FIG. 5 is an explanatory diagram showing a configuration of a conventional diaphragm type pressure gauge.

[Explanation of symbols]

 DESCRIPTION OF SYMBOLS 1 Pressure measurement chamber 2 High vacuum reference chamber 3 Diaphragm 4 Electrode 5 Operation circuit 6 Vacuum apparatus main body 10 Vacuum apparatus main body 11 Pressure measurement chamber 12 High vacuum reference chamber 13 Diaphragm 14 Electrode 15 Solenoid 16 Magnetic body 17 Operation circuit 18 Power supply circuit 19 Distortion gauge

Claims (7)

[Claims] 1. A diaphragm which divides a pressure measurement chamber communicating with a pressure measurement section, a sealed high vacuum reference chamber, and the pressure measurement chamber and the high vacuum reference chamber, and is deformed by a pressure difference between the two chambers. And a detecting means for detecting the amount of deformation of the diaphragm, and a deforming means for deforming the diaphragm. 2. The diaphragm-type pressure gauge according to claim 1, wherein said detection means is an electrode disposed at a predetermined distance from the diaphragm. 3. The diaphragm-type pressure gauge according to claim 1, wherein said detection means is a strain gauge installed on a diaphragm. 4. The apparatus according to claim 1, wherein said deforming means comprises a magnetic member mounted on a diaphragm and a solenoid disposed in said high vacuum reference chamber so as to face said diaphragm. 4. The diaphragm type pressure gauge according to any one of items 1 to 3. 5. A comparison operation circuit compares a detection signal from a detection means for detecting a deformation amount of the diaphragm with a reference change amount by a deformation means for deforming the diaphragm, and outputs an alarm based on the comparison result. The diaphragm type pressure gauge according to any one of claims 1 to 4, wherein: 6. A comparison operation circuit compares a detection signal from a detecting means for detecting an amount of deformation of the diaphragm with a reference change amount by a deforming means for deforming the diaphragm, and a comparison result exceeds a standard range.
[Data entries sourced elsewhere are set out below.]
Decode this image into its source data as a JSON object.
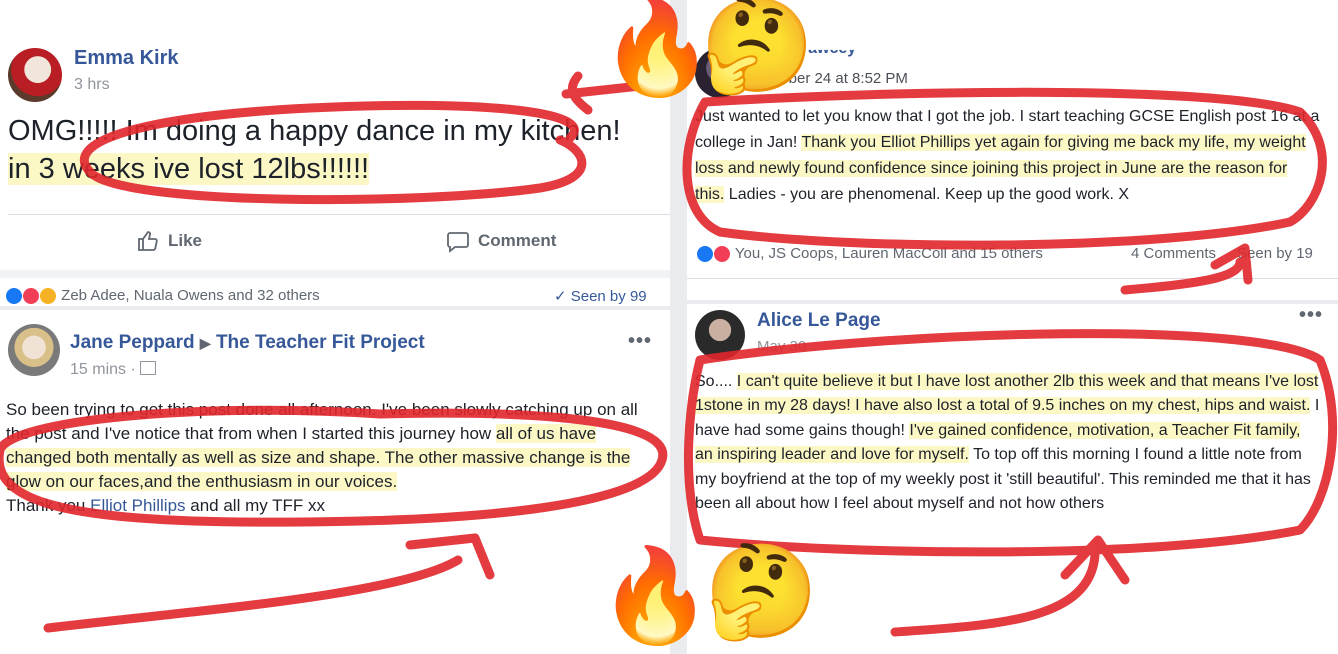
{
  "posts": {
    "p1": {
      "author": "Emma Kirk",
      "time": "3 hrs",
      "text_plain": "OMG!!!!! Im doing a happy dance in my kitchen! ",
      "text_highlight": "in 3 weeks ive lost 12lbs!!!!!!",
      "like_label": "Like",
      "comment_label": "Comment",
      "reactions": "Zeb Adee, Nuala Owens and 32 others",
      "seen": "✓ Seen by 99"
    },
    "p2": {
      "author": "Ison Fawcey",
      "time": "October 24 at 8:52 PM",
      "text_a": "Just wanted to let you know that I got the job. I start teaching GCSE English post 16 at a college in Jan! ",
      "text_b": "Thank you Elliot Phillips yet again for giving me back my life, my weight loss and newly found confidence since joining this project in June are the reason for this.",
      "text_c": " Ladies - you are phenomenal. Keep up the good work. X",
      "reactions": "You, JS Coops, Lauren MacColl and 15 others",
      "comments": "4 Comments",
      "seen": "Seen by 19"
    },
    "p3": {
      "author": "Jane Peppard",
      "group": "The Teacher Fit Project",
      "time": "15 mins ·",
      "text_a": "So been trying to get this post done all afternoon. I've been slowly catching up on all the post and I've notice that from when I started this journey how ",
      "text_b": "all of us have changed both mentally as well as size and shape. The other massive change is the glow on our faces,and the enthusiasm in our voices.",
      "text_c": "Thank you ",
      "text_link": "Elliot Phillips",
      "text_d": " and all my TFF xx",
      "more": "•••"
    },
    "p4": {
      "author": "Alice Le Page",
      "time": "May 30",
      "text_a": "So.... ",
      "text_b": "I can't quite believe it but I have lost another 2lb this week and that means I've lost 1stone in my 28 days! I have also lost a total of 9.5 inches on my chest, hips and waist.",
      "text_c": " I have had some gains though! ",
      "text_d": "I've gained confidence, motivation, a Teacher Fit family, an inspiring leader and love for myself.",
      "text_e": " To top off this morning I found a little note from my boyfriend at the top of my weekly post it 'still beautiful'. This reminded me that it has been all about how I feel about myself and not how others",
      "more": "•••"
    }
  },
  "emoji": {
    "fire": "🔥",
    "thinking": "🤔"
  },
  "colors": {
    "link": "#365899",
    "highlight": "#fcf8c6",
    "annotation": "#e0262b"
  }
}
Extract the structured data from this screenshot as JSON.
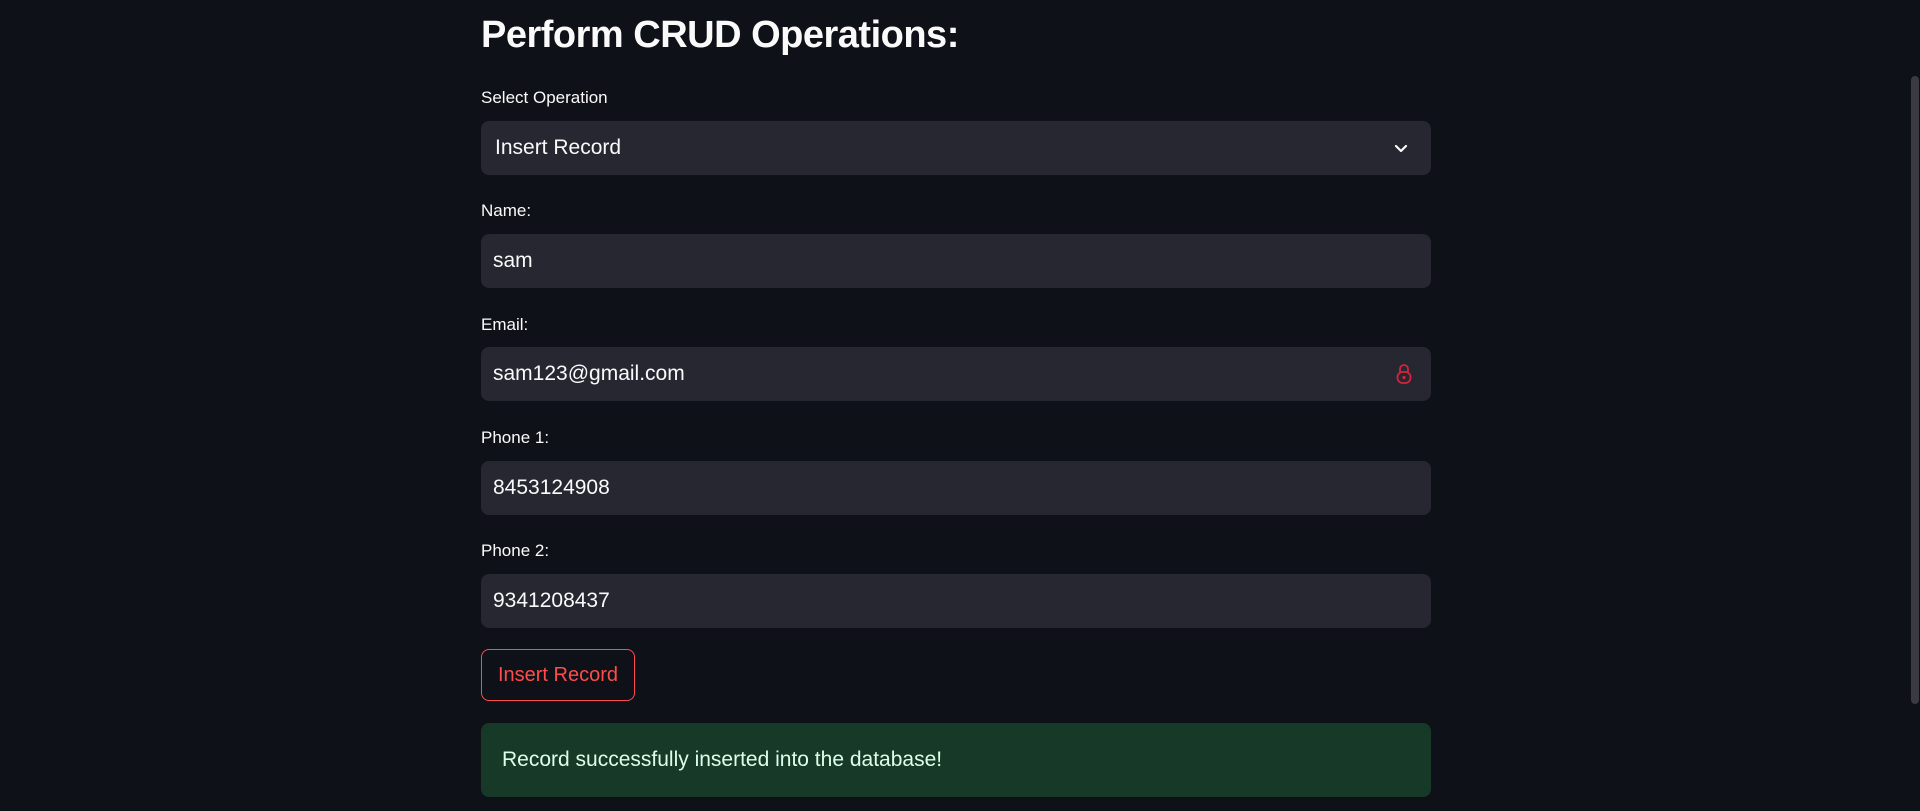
{
  "page": {
    "title": "Perform CRUD Operations:"
  },
  "operation": {
    "label": "Select Operation",
    "selected": "Insert Record"
  },
  "fields": {
    "name": {
      "label": "Name:",
      "value": "sam"
    },
    "email": {
      "label": "Email:",
      "value": "sam123@gmail.com"
    },
    "phone1": {
      "label": "Phone 1:",
      "value": "8453124908"
    },
    "phone2": {
      "label": "Phone 2:",
      "value": "9341208437"
    }
  },
  "actions": {
    "submit_label": "Insert Record"
  },
  "alert": {
    "message": "Record successfully inserted into the database!",
    "status": "success"
  },
  "icons": {
    "select": "chevron-down-icon",
    "email": "lock-icon"
  },
  "colors": {
    "background": "#0e1117",
    "input_bg": "#262730",
    "accent": "#ff4b4b",
    "success_bg": "#173928",
    "success_text": "#dffde9"
  }
}
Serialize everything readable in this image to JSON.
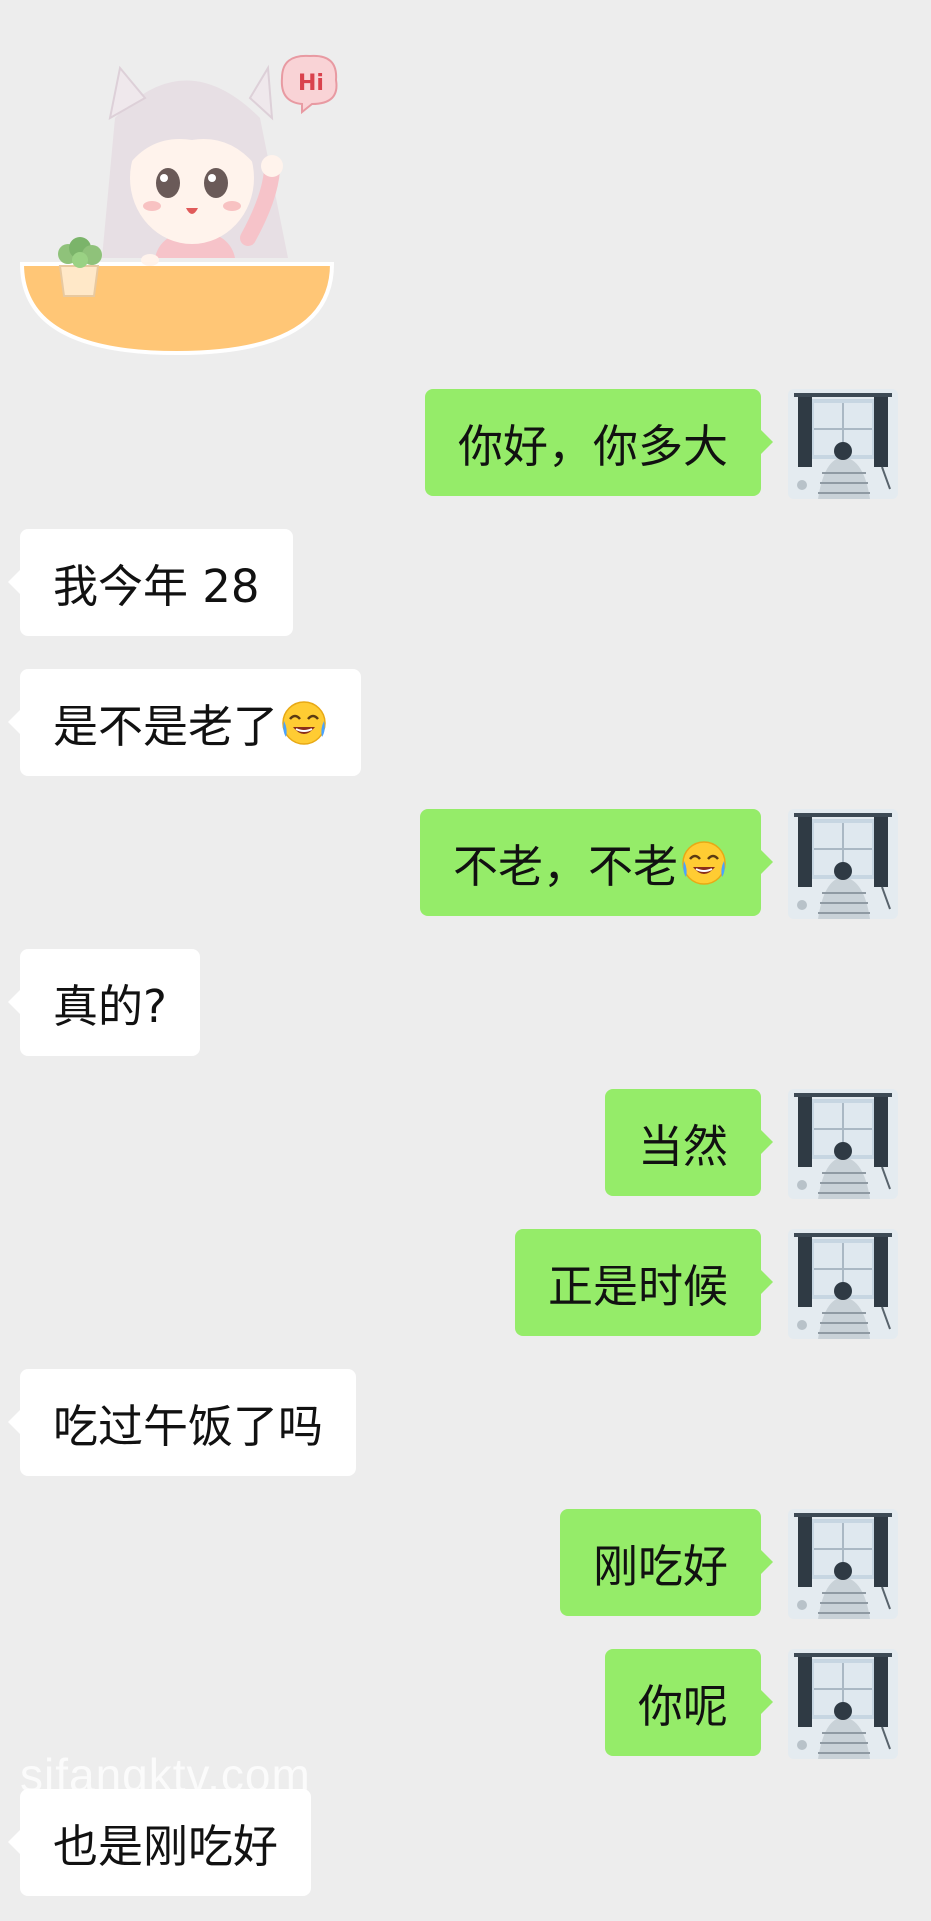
{
  "sticker": {
    "text": "Hi",
    "icon": "cartoon-girl-waving-sticker"
  },
  "messages": [
    {
      "side": "out",
      "text": "你好，你多大"
    },
    {
      "side": "in",
      "text": "我今年 28"
    },
    {
      "side": "in",
      "text": "是不是老了",
      "emoji": "face-with-tears-of-joy"
    },
    {
      "side": "out",
      "text": "不老，不老",
      "emoji": "face-with-tears-of-joy"
    },
    {
      "side": "in",
      "text": "真的?"
    },
    {
      "side": "out",
      "text": "当然"
    },
    {
      "side": "out",
      "text": "正是时候"
    },
    {
      "side": "in",
      "text": "吃过午饭了吗"
    },
    {
      "side": "out",
      "text": "刚吃好"
    },
    {
      "side": "out",
      "text": "你呢"
    },
    {
      "side": "in",
      "text": "也是刚吃好"
    }
  ],
  "watermark": "sifangktv.com",
  "colors": {
    "background": "#ededed",
    "outgoing_bubble": "#95ec69",
    "incoming_bubble": "#ffffff"
  },
  "avatar_icon": "window-scene-avatar"
}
The diaphragm type pressure gauge according to any one of claims 1 to 5, wherein an alarm is output in such a case. 7. A diaphragm which divides a pressure measurement chamber communicating with a vacuum device main body, a sealed high vacuum reference chamber, and the pressure measurement chamber and the high vacuum reference chamber, and is deformed by a pressure difference between the two chambers. Detection means for detecting the amount of deformation of the diaphragm, deformation means for applying a deformation to the diaphragm,
In a diaphragm type pressure gauge provided with an arithmetic circuit for controlling said vacuum device main body, a detecting means and a deformation means, a pressure setting step in which said arithmetic circuit sets the degree of vacuum of said vacuum device main body to a pressure substantially equal to a high vacuum reference chamber And a deformation step in which the deformation means applies a deformation equivalent to a case where a predetermined pressure is applied to the diaphragm, and a deformation amount when the deformation means applies a deformation equivalent to the case where a predetermined pressure is applied to the diaphragm. A comparing step of comparing the detection result of the detecting means with a predetermined pressure value given to the diaphragm by the deforming means by an arithmetic circuit, and a result of the comparison in the comparing step is a predetermined predetermined value. An error measuring method for a diaphragm-type pressure gauge, comprising an alarming step of generating an alarm when an allowable value is exceeded.